Pop Goes the Remake: Campanella Returns with Ghoulish Remake of Black Comedy
In the 2000s, the New Argentine Cinema gained international prominence thanks to a handful of filmmakers such as Fabian Bielinsky, Pablo Trapero and Lucrecia Martel (following an arthouse resurgence in the 1990s, where Martin Rejtman was a prominent trailblazer), but it was Juan José Campanella and his Academy Award Win for Best Foreign Language Film with 2009’s The Secret in Their Eyes which would gain the most attention in the US.
Both before and after this distinction, Campanella was involved in a diverse array of American television in between film projects (such as “Strangers with Candy,” “House,” “30 Rock,” and “Law & Order: Special Victims Unit”) which make his interests difficult to peg. He returns for his first live-action narrative feature since his Oscar win with The Weasels’ Tale, itself a remake of the 1976 title from Jose A. Martinez Suarez, Yesterday’s Guys Used No Arsenic, one of the few examples of the country’s “new cinema” which arrived well before the country’s post-junta phase, prior to the establishment of democracy in 1983. Featuring a quartet of some of Argentina’s finest notables, Campanella’s latest is a jaunty dark comedy perfect for those who prefer their laughs accompanied by a little murder and manipulation.
Although its marketing materials suggest something along the lines of an Alex de la Iglesia endeavor, The Weasels’ Tale really hearkens back to an old-school pattern of filmmaking, a constant barrage of barbs sailing through the outlandish twists one would expect from a telenovela. And while it eventually feels a bit overwhelming with one too many turns of the jagged screw, it’s consistently entertaining.
The beating heart of the film is Graciela Borges, perhaps best known to English speaking audiences thanks to her role in Martel’s debut La Cienega in 2001 (though her filmography, which stretches back to the late 1950s, includes a number of notable performances, including 1971’s Chronicle of a Lady). Eerily, her characterization of Mara Ordaz plays like the sunnier version of similar dysfunctional familial antics on a palatial estate in Pablo Trapero’s more subversive La Quietude (2018). Still, the script spares no moment in allowing her to unfurl her contempt and disdain for her geriatric housemates (and, as it turns out, for Sophia Loren), and every moment she’s on screen is a compelling one.

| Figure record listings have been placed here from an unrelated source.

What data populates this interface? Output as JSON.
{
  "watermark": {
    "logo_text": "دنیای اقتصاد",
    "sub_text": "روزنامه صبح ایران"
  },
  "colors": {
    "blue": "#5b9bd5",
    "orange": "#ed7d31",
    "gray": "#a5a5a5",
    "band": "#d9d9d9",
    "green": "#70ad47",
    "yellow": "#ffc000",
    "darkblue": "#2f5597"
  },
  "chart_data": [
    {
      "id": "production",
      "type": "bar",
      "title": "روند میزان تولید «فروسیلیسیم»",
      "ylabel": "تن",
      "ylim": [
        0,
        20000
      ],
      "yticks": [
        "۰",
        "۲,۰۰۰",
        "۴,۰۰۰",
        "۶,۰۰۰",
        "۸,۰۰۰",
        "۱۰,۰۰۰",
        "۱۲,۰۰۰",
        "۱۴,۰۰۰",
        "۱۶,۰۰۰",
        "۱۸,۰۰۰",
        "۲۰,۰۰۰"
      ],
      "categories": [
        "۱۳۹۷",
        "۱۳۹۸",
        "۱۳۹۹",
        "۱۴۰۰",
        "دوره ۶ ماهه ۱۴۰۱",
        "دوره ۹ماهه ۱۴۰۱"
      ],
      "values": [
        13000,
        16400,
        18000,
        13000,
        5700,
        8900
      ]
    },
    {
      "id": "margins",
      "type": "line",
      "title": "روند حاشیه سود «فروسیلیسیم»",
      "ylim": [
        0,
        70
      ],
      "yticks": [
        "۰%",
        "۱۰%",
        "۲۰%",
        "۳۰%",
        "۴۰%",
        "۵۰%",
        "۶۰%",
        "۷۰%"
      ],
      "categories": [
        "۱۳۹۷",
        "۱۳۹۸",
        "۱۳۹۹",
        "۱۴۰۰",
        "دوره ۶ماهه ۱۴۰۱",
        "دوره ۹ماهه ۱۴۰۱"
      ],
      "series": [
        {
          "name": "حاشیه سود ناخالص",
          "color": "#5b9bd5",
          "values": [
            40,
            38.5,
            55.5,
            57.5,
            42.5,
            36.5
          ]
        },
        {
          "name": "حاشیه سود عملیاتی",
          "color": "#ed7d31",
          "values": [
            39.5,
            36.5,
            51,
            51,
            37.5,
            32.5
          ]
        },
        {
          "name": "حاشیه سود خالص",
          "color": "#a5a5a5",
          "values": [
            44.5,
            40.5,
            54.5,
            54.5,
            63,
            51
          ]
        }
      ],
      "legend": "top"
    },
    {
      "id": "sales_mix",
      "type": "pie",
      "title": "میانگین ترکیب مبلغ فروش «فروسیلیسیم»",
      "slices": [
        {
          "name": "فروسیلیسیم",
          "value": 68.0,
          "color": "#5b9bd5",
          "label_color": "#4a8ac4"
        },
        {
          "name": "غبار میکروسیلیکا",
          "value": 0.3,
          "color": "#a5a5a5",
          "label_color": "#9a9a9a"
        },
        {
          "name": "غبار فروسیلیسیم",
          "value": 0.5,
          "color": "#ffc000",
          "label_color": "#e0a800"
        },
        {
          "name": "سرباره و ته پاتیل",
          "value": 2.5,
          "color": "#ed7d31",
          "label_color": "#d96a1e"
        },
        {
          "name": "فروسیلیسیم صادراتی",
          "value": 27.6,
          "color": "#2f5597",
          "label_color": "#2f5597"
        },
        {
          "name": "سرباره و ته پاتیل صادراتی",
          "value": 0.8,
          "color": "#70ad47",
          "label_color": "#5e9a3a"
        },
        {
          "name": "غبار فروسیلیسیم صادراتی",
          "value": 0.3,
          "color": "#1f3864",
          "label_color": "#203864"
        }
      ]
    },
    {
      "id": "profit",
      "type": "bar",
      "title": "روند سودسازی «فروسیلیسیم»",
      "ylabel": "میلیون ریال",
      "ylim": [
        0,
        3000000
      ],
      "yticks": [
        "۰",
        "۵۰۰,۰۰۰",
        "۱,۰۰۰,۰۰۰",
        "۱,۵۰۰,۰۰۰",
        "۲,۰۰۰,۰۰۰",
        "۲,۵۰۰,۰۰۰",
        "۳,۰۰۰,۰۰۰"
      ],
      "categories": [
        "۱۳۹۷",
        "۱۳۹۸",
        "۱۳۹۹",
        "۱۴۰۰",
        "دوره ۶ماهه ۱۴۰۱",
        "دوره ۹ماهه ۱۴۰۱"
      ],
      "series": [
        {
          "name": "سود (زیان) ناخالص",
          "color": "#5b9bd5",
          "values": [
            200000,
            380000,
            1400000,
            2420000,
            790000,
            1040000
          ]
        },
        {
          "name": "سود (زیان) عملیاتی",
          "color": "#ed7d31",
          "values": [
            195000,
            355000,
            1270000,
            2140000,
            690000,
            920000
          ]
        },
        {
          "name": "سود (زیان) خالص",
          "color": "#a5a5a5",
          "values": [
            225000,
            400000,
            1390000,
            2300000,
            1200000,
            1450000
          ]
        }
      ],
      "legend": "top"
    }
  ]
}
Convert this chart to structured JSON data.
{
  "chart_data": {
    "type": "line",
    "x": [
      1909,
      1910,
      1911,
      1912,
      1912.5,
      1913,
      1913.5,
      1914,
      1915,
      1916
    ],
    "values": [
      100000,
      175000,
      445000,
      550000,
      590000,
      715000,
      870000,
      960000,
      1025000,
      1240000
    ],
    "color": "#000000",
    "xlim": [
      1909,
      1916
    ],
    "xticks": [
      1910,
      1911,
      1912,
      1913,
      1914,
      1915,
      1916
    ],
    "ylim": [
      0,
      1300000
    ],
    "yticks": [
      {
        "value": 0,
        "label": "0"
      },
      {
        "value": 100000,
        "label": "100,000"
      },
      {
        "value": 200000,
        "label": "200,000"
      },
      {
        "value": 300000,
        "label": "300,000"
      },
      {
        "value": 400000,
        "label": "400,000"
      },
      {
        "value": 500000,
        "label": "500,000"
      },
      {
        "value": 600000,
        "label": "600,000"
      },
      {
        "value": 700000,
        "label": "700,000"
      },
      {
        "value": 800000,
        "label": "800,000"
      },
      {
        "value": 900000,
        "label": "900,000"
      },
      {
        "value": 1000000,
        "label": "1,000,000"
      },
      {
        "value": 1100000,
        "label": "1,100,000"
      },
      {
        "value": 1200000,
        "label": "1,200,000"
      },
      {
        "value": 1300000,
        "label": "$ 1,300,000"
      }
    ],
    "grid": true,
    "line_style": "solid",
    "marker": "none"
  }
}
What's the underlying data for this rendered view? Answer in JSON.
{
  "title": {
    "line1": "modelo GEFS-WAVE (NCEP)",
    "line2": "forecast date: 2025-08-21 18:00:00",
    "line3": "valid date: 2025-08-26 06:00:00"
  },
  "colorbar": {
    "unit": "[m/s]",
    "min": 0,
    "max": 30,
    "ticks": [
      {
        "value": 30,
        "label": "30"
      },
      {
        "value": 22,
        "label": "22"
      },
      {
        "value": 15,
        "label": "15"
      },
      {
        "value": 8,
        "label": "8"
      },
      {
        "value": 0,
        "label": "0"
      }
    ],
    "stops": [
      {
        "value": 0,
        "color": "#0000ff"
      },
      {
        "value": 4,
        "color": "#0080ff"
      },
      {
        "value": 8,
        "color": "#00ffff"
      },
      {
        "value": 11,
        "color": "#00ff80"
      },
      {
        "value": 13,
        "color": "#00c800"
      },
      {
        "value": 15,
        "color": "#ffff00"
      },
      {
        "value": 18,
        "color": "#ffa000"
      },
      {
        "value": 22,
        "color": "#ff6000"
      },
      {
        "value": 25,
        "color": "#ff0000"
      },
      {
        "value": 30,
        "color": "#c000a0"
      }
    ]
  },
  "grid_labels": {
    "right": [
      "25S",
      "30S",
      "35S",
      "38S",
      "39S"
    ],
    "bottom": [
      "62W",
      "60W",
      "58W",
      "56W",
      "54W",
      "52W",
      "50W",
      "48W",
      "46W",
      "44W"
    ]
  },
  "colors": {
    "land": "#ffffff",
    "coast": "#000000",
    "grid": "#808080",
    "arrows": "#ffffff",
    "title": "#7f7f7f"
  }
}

As far as her trio of male housemates, The Weasels’ Tale hits some stretches of monotony, although Oscar Martinez, Luis Brandoni and Marcos Mundstock (who passed away earlier this year) all receive shining moments, particularly Mundstock in a nicely orchestrated sequence of pool with Clara Lago’s resourceful femme fatale. Passing references to the political upheaval in 1970s Argentina explains how this quartet (originally a sextet) came to fruition, but for those unfamiliar with the country’s history the weight of such subtexts might be lost on some audience members since they’re so briefly attenuated. Lensed by his Eyes DP Felix Monti, The Weasels’ Tale plays like a well-crafted poisonous soap opera, unafraid to be as macabre as it is silly.